I came across a whole slew of weird facts while researching what a judge (or barrister rather) traditionally wears, and just had to share them with you!
Did you know that…
Barristers started donning wigs in the 17th century, when Charles II brought back with him to England the French fashion of powdered wigs. According to law professor Charles M. Yablon, they then soon became the “de rigeur” for English aristocrats. The wig wasn’t particularly hygienic, cost a ton and weighed probably about that much. Still, people came up with all sorts of weird reasons to preserve it, one being that it created a unified appearance of counsel, so that no one be favoured over another.
However, in recent years, traditional court dress appears… endangered, to say the least.

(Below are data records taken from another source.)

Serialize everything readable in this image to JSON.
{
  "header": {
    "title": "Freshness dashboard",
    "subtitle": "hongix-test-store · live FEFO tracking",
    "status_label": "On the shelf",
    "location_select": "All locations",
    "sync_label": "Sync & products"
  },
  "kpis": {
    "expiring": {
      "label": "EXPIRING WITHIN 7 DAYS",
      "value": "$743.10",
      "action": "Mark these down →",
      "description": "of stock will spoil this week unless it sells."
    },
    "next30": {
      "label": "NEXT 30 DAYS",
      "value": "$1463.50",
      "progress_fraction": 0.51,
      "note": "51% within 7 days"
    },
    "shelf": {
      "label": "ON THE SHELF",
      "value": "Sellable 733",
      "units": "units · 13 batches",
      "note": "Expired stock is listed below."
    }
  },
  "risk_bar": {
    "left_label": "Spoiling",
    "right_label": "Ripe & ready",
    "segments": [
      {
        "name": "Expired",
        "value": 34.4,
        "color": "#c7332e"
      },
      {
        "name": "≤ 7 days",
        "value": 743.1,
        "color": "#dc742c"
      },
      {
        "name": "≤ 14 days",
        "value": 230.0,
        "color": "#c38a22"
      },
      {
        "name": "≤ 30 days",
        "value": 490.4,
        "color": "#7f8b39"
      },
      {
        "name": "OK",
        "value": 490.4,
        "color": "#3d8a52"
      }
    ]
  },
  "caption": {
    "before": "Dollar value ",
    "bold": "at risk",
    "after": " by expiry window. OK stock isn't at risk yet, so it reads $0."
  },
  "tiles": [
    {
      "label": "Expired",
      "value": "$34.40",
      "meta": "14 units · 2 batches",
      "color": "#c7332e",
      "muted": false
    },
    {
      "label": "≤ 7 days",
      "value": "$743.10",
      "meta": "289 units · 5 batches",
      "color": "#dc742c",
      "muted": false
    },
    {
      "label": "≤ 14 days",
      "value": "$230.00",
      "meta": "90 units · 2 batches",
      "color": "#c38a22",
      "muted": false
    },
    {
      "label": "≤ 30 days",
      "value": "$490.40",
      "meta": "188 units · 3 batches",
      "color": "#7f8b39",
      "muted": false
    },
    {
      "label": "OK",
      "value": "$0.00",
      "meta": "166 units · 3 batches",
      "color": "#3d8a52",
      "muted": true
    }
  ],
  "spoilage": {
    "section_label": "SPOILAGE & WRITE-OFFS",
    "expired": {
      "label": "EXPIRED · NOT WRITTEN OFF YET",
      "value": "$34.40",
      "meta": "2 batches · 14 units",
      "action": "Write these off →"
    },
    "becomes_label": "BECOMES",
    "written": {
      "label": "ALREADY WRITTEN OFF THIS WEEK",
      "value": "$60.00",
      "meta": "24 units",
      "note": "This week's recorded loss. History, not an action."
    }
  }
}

As Ackland reports, last year, a Victorian supreme court judge expressed “profound disappointment” and even felt “disrespected” because barristers had turned up in wigs! Further, Aldridge notes a general trend towards informality in the legal profession, in that more and more London firms are adopting business casual dress codes – a stark difference from their devout commitment to formal dressing in the past. One law firm takes this to a whole other level, its only dress code being that “you have something between your feet and the carpet – and that’s because our insurance company requires it!”
Will lawyers in smart looking Ralph Laurens become increasingly commonplace then? Hm… Maybe in some places, but generally, my sense is probably not. In Singapore, for instance, expect advocates and solicitors in long sleeved white shirts, ties, dark jackets and trousers. After all, “conspicuous jewellery or ornaments”, or any other statement fashion in a way risks undermining the ‘image of good judgement’, does it not? Like Professor Oak says in the popular Pokémon game: “There’s a time and place for everything, but not now.”
So while horsehair wigs may fast become a thing of the past (that is, if they’re not already), we can still probably expect lawyers to be the most formal of dressers. And that’s great! Who doesn’t love a (wo)man in a suit!